OpenAI surpasses $25 billion in revenue and eyes a 2026 IPO
Five years ago, OpenAI was a research lab that charged nothing for its models and was not sure how it would make money. Today it is pulling in more than $25 billion in annualized revenue and is reportedly taking early steps toward going public, potentially before the end of 2026. That arc is worth pausing on. No software company in history has scaled revenue this fast in its first few years of commercial operation.
The $25 billion figure is annualized, which means it extrapolates current monthly run-rate rather than counting completed annual revenue. Still, the underlying monthly numbers that produce that figure are real, and they have been climbing steeply since ChatGPT's paid tiers launched and the API gained traction with enterprise customers.

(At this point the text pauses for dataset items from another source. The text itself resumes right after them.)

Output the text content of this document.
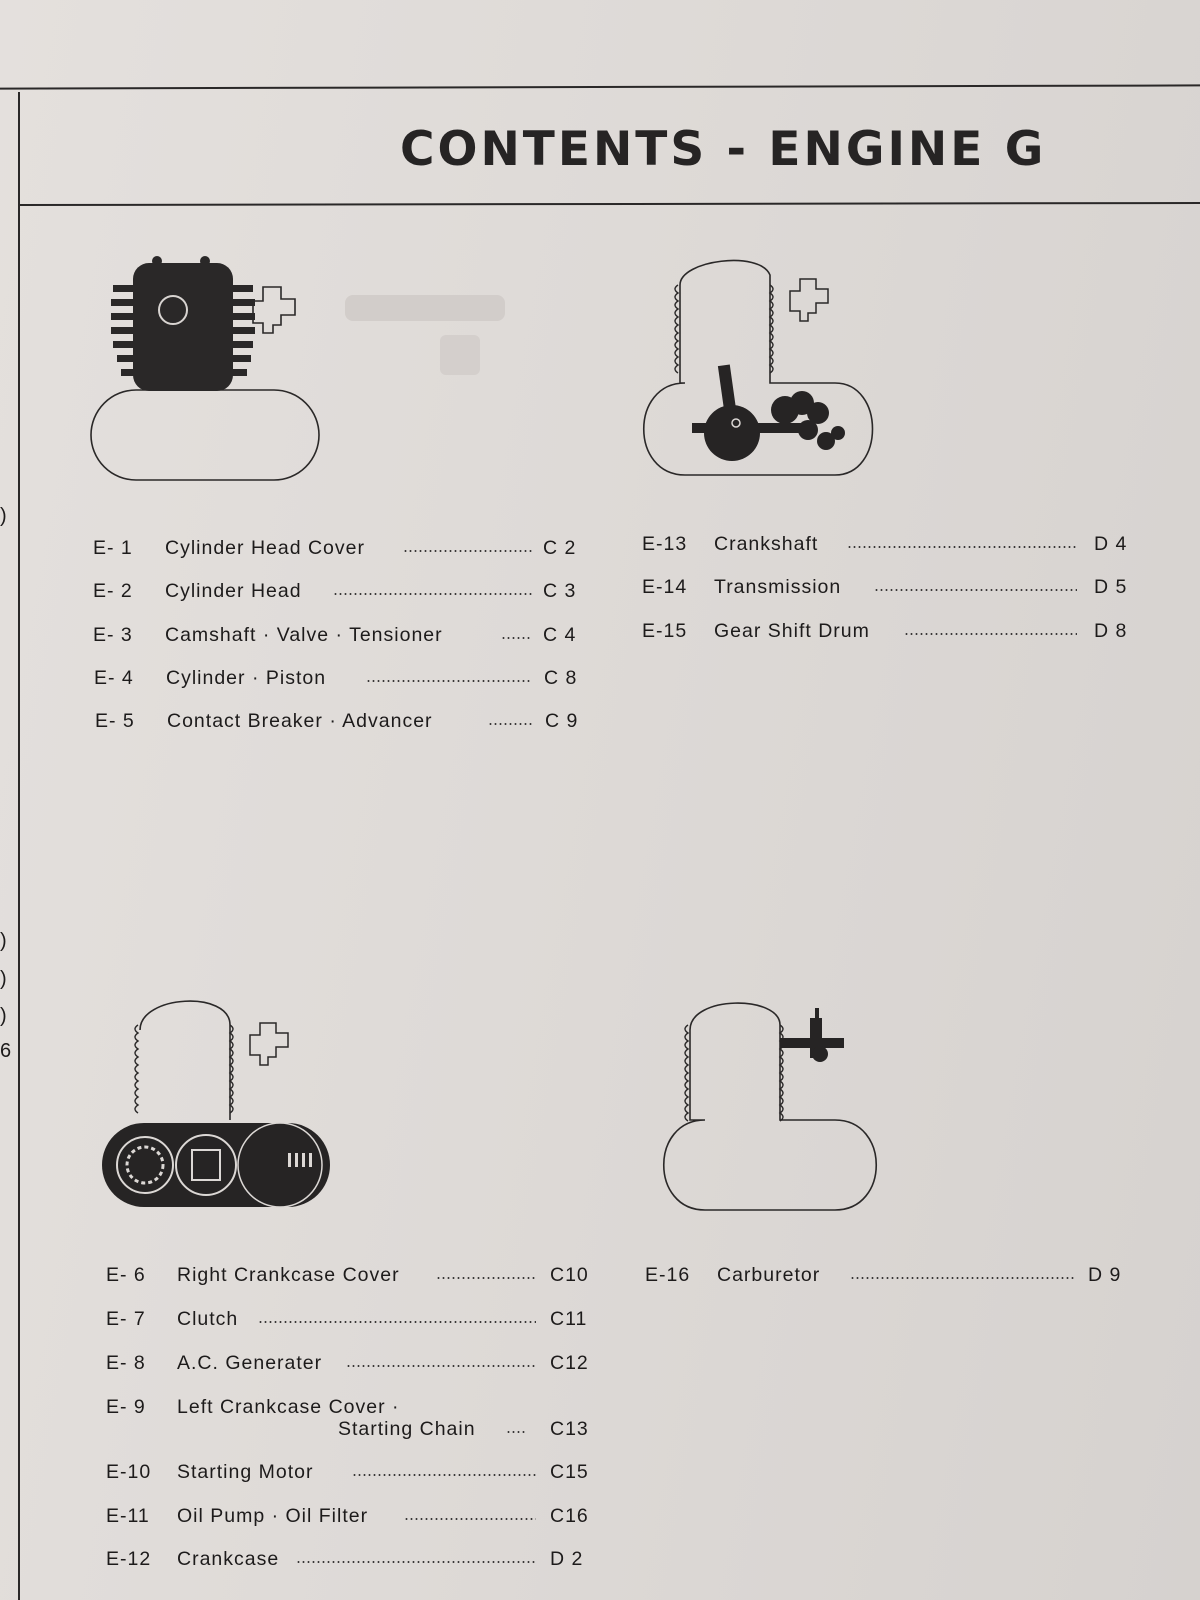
CONTENTS - ENGINE G
)
)
)
)
6
E- 1 Cylinder Head Cover	C 2
E- 2 Cylinder Head	C 3
E- 3 Camshaft · Valve · Tensioner	C 4
E- 4 Cylinder · Piston	C 8
E- 5 Contact Breaker · Advancer	C 9
E-13 Crankshaft	D 4
E-14 Transmission	D 5
E-15 Gear Shift Drum	D 8
E- 6 Right Crankcase Cover	C10
E- 7 Clutch	C11
E- 8 A.C. Generater	C12
E- 9 Left Crankcase Cover ·
Starting Chain	C13
E-10 Starting Motor	C15
E-11 Oil Pump · Oil Filter	C16
E-12 Crankcase	D 2
E-16 Carburetor	D 9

Where the revenue is actually coming from
OpenAI's revenue splits across three main channels. ChatGPT subscriptions, which include the $20 per month Plus plan and the $30 per month Team tier, account for a meaningful share. The API, used by developers and enterprises to build products on top of GPT-4o and o-series models, is the other large bucket. Then there are direct enterprise contracts, where large organizations pay for dedicated access, custom fine-tuning, and compliance features. Microsoft's Azure OpenAI Service also routes commercial volume back to OpenAI through their partnership agreement.
The enterprise segment has grown faster than most analysts expected in 2024. Companies that started with small internal pilots in 2023 signed broader contracts in 2024 and 2025 as they moved from experimentation to production deployment. Legal, finance, and customer support have been the highest-adoption verticals so far.
Anthropic is not far behind
Anthropic is approaching $19 billion in annualized revenue. That number would have seemed implausible for a four-year-old AI safety company in 2022, and it now makes Anthropic one of the fastest-growing private software companies operating today. The gap between OpenAI and Anthropic is real but smaller than the public narrative often suggests. Anthropic has benefited from large cloud commitments from Google and Amazon, both of which have invested billions and distribute Claude models through their own cloud platforms.
The competition between the two companies has also driven faster product iteration than either would likely have managed alone. OpenAI shipped o3 and GPT-4o upgrades at a pace that would have been unusual even two years ago, partly because Anthropic's Claude 3.5 and Claude 3.7 releases kept pressure on benchmarks that enterprise buyers actually care about.
The IPO question and what it would require
OpenAI going public in late 2026 would be one of the larger technology listings in recent memory. The company's last private valuation was $157 billion following a fundraising round in early 2025. Public market investors would almost certainly apply a different lens, scrutinizing burn rate, the cost of training frontier models, and the durability of enterprise contracts when those contracts come up for renewal.
There is also the structural question. OpenAI spent years operating as a capped-profit company under a nonprofit parent, a structure that complicated how equity worked. In early 2025, the company announced it was restructuring toward a more conventional for-profit model, which cleared one of the main technical barriers to a public listing. Whether that restructuring satisfies the legal requirements for an IPO is still being worked through with advisors.
Timing matters too. The IPO market for tech companies has been selective since 2022. Several high-profile listings underperformed expectations between 2023 and 2025. OpenAI would want to list into a window where public market appetite for growth-stage tech is reasonably strong, which is partly why late 2026 gets mentioned rather than mid-year.
What these revenue figures mean for the broader AI market
Combined, OpenAI and Anthropic are on track to generate over $44 billion in annualized revenue in 2026. That figure does not include Google's Gemini-related revenue, Mistral, Cohere, or the dozens of specialized AI companies operating in narrower verticals. The total addressable market for AI model access has expanded far beyond what most market forecasts predicted even two years ago.
For enterprise software buyers, the revenue scale signals something practical: these companies are not going anywhere. A Fortune 500 company signing a multi-year contract with OpenAI or Anthropic today is not making a bet on an unproven startup. The financial durability argument, which was a real concern in 2023, has largely been answered by the numbers.
OpenAI's CFO Sarah Friar, who joined from Nextdoor in late 2024, has been the most visible signal that the company is preparing for public market scrutiny. Friar has a track record of taking companies through the financial discipline required for an IPO, and her hire was widely read as preparation for exactly that process.